Where I think the model has broken down so far is in areas of coverage. The English Wikipedia, for instance, covers very extensively cultural and geographic topics that English speakers are interested in. Same deal with the German Wikipedia, the Spanish Wikipedia, the French Wikipedia, and so on…. There’s this perception that the English Wikipedia is so big, that it’s a superset of all the other language editions. That is actually not the case…. If you read an English language article about a concept that also has articles in other language editions, you are, on average, missing out on about 28 percent of the content you would get if you could read all of the language editions. That’s based on a dataset of [the largest] 25 language editions…. That’s a new reason why we need librarians—to help understand the cultural context of the information we’re reading, and help us gain information from other cultural contexts.

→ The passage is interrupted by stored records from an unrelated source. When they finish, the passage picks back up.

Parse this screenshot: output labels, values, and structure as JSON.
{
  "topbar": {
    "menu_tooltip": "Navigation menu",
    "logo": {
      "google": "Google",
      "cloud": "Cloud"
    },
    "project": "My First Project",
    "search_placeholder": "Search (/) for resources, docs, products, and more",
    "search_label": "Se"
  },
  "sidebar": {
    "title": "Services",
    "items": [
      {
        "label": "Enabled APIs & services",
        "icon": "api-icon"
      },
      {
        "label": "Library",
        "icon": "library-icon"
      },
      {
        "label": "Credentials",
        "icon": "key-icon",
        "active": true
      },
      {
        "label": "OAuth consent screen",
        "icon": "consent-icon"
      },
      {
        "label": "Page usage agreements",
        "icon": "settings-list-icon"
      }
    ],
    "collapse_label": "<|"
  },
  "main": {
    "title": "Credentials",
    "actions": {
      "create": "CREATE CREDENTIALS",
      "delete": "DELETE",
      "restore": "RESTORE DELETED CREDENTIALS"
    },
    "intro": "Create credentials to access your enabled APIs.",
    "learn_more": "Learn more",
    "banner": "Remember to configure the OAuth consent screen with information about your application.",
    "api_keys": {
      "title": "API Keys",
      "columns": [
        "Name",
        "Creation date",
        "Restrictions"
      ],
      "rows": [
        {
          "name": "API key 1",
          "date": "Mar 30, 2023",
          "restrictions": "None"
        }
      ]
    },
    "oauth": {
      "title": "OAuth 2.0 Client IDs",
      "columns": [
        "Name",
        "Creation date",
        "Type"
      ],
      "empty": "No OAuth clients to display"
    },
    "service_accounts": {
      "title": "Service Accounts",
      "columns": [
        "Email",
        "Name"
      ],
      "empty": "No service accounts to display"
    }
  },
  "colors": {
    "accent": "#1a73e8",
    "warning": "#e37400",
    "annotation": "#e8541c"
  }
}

Are there certain topics or areas of coverage that the English language Wikipedia is considered better for than others? One criticism seems to be that it can be heavy on pop culture and light on other topics, for example.

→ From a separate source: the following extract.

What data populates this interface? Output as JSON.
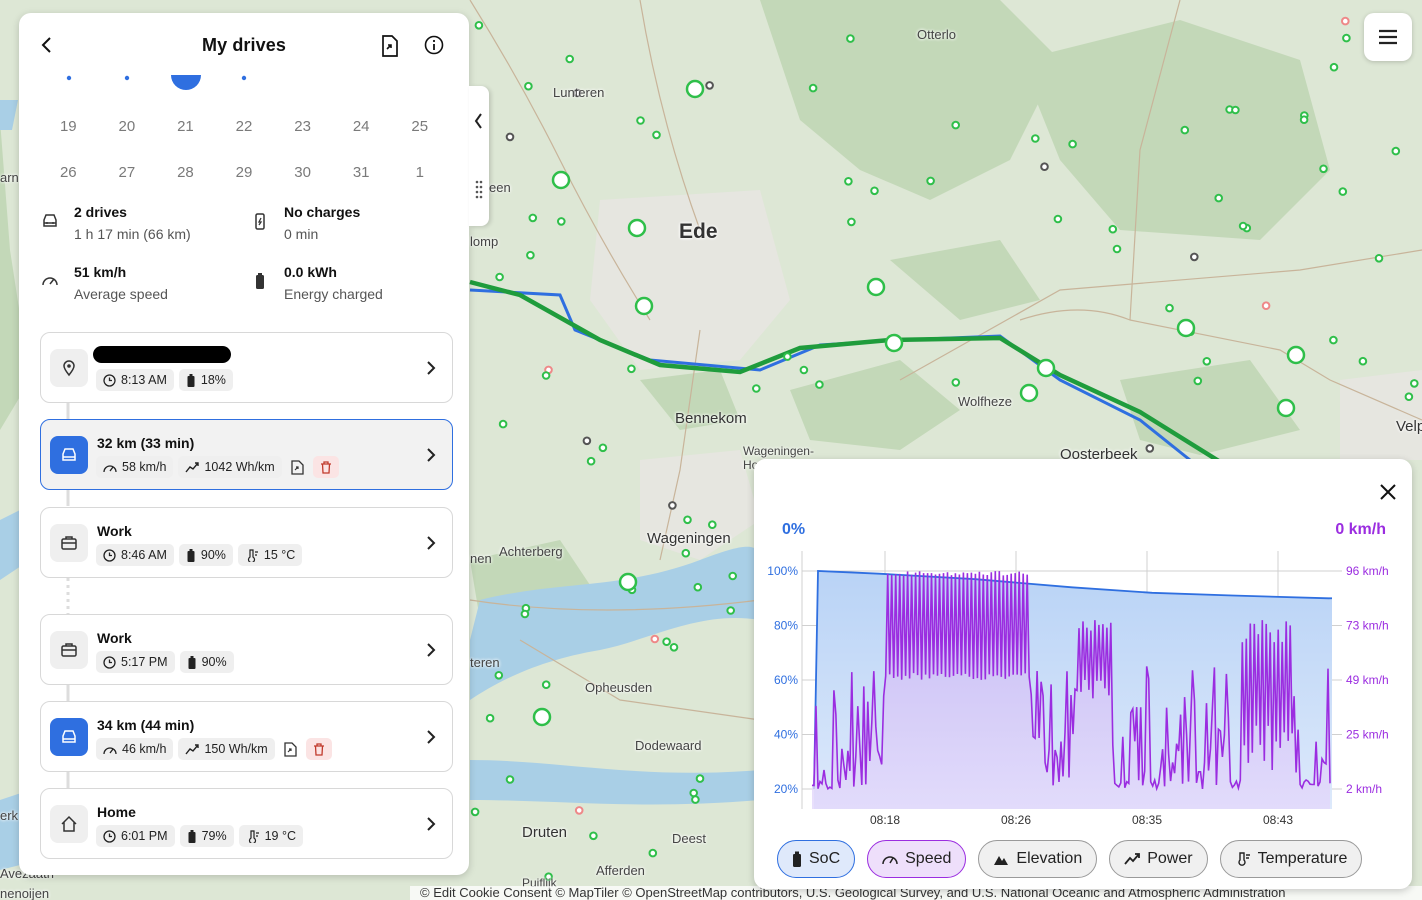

There’s a reasonable hypothesis that the opposite is actually true. We’re actually starting a research project here [at the University of Minnesota] and one graduate student in our lab has begun to look at articles according to a quadrant defined by a popularity axis and a quality axis. So the articles in the upper right quadrant would be both highly popular and high quality. That’s ideal. And then in the lower left-hand quadrant, you get not very popular, low quality. But the other two quadrants are interesting. The high popularity, low quality quadrant, to me, is most interesting. What are people accessing a lot but getting low quality information from?